Rosai Dorfman Disease: A Rare Case Report.

Abstract

To study the presentation and plan of treatment of patient with Rosai Dorfman Disease. Rosai-Dorfman disease(RDD), is rare, non-neoplastic, multisystemic histiocytic disorder. Nodal form is more common. It's self-limiting disorder of unknown etiology. Symptomatic treatment is mainstay. Bardet-Biedl syndrome (BBS) is rare ciliopathic, autosomal-recessive disorder, affecting multiple organs. Characterized by marked central obesity, retinal dystrophy, polydactyly, mental retardation, hypogonadism and renal dysfunction. Treatment is symptomatic with hormone supplementation & regular follow-ups. 10year male presented with swelling over left side of neck and intermittent fever since 2years, diminished vision in night since 5years.
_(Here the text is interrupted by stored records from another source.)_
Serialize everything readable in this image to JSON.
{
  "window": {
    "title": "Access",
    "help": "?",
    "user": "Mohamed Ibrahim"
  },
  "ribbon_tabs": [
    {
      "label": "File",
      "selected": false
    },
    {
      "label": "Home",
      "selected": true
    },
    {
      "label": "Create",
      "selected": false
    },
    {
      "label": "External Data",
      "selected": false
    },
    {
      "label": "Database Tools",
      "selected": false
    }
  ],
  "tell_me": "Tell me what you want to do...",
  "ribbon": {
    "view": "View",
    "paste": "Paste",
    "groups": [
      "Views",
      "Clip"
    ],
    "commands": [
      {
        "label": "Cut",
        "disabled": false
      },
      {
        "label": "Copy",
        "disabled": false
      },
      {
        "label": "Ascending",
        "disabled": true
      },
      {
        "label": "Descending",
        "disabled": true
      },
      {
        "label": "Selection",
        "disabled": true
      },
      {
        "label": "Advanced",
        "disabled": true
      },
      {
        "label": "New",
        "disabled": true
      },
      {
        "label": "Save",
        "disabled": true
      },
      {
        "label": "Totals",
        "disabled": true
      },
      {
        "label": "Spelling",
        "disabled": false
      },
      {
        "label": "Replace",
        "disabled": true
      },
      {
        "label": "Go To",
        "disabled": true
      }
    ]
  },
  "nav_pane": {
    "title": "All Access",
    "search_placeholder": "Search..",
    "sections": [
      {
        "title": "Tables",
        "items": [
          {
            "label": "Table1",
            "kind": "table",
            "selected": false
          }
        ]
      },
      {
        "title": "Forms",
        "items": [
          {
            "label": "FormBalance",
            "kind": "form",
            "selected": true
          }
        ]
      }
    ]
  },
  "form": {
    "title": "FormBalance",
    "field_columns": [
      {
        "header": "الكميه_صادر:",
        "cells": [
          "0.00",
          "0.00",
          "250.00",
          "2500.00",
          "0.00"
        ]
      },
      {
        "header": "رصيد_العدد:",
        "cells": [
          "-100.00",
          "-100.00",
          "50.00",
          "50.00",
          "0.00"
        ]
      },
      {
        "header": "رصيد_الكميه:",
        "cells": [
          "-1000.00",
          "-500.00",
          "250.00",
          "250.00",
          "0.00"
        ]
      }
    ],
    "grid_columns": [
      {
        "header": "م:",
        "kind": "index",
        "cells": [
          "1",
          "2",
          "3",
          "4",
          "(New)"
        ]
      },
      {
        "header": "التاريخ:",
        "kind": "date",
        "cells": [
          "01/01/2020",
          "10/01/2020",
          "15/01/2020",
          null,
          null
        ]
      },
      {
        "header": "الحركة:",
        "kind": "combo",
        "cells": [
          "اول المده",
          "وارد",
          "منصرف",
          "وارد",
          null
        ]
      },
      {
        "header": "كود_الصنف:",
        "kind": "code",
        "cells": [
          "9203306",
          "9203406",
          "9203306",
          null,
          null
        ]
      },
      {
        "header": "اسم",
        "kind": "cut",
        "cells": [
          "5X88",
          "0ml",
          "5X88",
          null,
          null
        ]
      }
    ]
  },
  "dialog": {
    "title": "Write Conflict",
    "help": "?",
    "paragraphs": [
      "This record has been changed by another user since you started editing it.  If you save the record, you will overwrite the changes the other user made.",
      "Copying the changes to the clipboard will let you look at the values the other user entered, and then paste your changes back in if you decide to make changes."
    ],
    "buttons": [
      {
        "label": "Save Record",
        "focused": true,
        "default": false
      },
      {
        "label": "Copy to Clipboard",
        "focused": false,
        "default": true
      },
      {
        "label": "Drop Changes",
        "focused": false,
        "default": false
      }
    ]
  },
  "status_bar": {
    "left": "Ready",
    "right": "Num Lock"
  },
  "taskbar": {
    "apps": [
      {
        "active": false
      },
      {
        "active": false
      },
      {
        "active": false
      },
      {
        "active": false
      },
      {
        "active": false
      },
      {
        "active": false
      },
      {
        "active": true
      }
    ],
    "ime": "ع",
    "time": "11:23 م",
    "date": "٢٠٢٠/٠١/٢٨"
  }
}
History of similar complaints on right side 5years back. Fine needle aspiration cytology(FNAC)-features consistent with Rosai Dorfman Disease. Examination showed short stature, squint eyes, polydactyly. Multiple palpable neck nodes of variable sizes. Ophthalmic evaluation showed Retinitis Pigmentosa. Paediatric consultation for syndromic evaluation, features were consistent with Bardet Biedel syndrome. Since the presentation is same as that of opposite side in past, because of recurrence of symptoms even with regular antibiotic and steroid therapy, and no local recurrence of disease on right side, surgical excision is planned for the patient. Rosai-Dorfman disease and Bardet-Biedl syndrome are rare disorders presenting many diagnostic and therapeutic challenges. High degree of clinical suspicion (RDD & BBS) with typical histopathological features (RDD) are diagnostic. Symptomatic treatment is useful and surgical excision can be done for recurrent/ complicated cases of RDD while symptomatic treatment with regular follow-up for BBS.